Inktober 52 - 2021 40

Ah, Wired. Wired Magazine comes to mind, but I admit I don't actively keep up with the publication. I'm mostly prone to using at as a source when I'm citing something. Otherwise, I only really think about wires whenever I change my computer setup, which is a terrible, terrible mess. None of these seem like an interesting subject for a picture. I also happened to have a Shadowrun session coming up, so cyberpunk is on the peripheries of my mind.

I could attempt to explain Shadowrun, but for the sake of everybody's time and sanity, I won't suffice to say, the Shadowrun setting includes the dystopian cyberpunk stuff. Most of the internet-adjacent people in that settings access the internet via a datajack in the back of their head. It's not dissimilar to the wires in the Matrix. So a decker it is.

I used an NPC as a basis for this. The matrix-persona they use is a nine-tailed fox, with foxfire as marks and two fox-themed agents running as programs. If none of that made sense, then that's okay, this is just to explain the imagery I'll be using here.

I have often tried to give a graphical design to characters I write, but interestingly, I don't usually think about how they look in detail when I conceptualize them. It'll come up, when it's relevant, but it's locked in from that point on. As such, something like eye-colour and hairstyle tends to remain ambiguous for the entire duration. Is this arguably bad? Probably. Will I change that? Not unless somebody tells me how that will benefit me.

I'm quite partial to the foxes on this one. They're supposed to be something akin to digital pets that happen to be able to do things on command. Shadowrun illustrations tend to be kinda cluttered, but I don't think I'm competent enough to recreate that. This is just going to be a freebie, I think.

No comment on my part on the shading. It adds marginal depth where I would honestly need to add more detail.
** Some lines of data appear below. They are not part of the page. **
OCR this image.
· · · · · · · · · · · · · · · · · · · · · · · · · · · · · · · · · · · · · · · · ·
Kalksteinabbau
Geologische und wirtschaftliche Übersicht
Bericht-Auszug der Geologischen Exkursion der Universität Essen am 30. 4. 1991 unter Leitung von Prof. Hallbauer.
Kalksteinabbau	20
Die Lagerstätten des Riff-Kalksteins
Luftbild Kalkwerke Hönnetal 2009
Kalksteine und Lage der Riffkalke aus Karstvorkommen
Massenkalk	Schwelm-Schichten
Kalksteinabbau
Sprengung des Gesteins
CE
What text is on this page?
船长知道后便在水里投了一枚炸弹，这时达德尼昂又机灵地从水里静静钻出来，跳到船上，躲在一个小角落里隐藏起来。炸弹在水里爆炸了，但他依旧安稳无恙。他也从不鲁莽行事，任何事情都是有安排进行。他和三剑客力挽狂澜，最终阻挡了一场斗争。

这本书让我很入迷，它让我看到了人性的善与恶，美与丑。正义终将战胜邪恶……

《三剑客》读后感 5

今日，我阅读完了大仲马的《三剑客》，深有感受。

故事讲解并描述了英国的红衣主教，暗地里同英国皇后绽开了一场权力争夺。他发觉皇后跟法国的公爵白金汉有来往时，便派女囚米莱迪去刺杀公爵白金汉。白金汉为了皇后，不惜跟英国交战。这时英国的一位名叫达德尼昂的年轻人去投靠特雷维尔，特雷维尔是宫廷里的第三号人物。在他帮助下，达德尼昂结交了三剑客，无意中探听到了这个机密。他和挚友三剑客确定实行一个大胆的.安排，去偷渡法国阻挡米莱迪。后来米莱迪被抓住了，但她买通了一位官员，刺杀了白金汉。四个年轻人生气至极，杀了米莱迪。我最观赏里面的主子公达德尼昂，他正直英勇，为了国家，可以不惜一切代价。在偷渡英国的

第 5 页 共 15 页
If I could get myself to add a detailed background, it might have done more of a difference, but I can't, mainly because the thought of illustrating shopfronts makes me yawn.

How fast can we go, how much can we say?

How large of a mark in our limited stay,

can we leave on the semi-eternal collective

consciousness saved on the blinking and pensive

rows of the server-racks, spinning components,

to data reduced to its simplest form

shooting through wires and to the proponents

circling the world in a silent storm.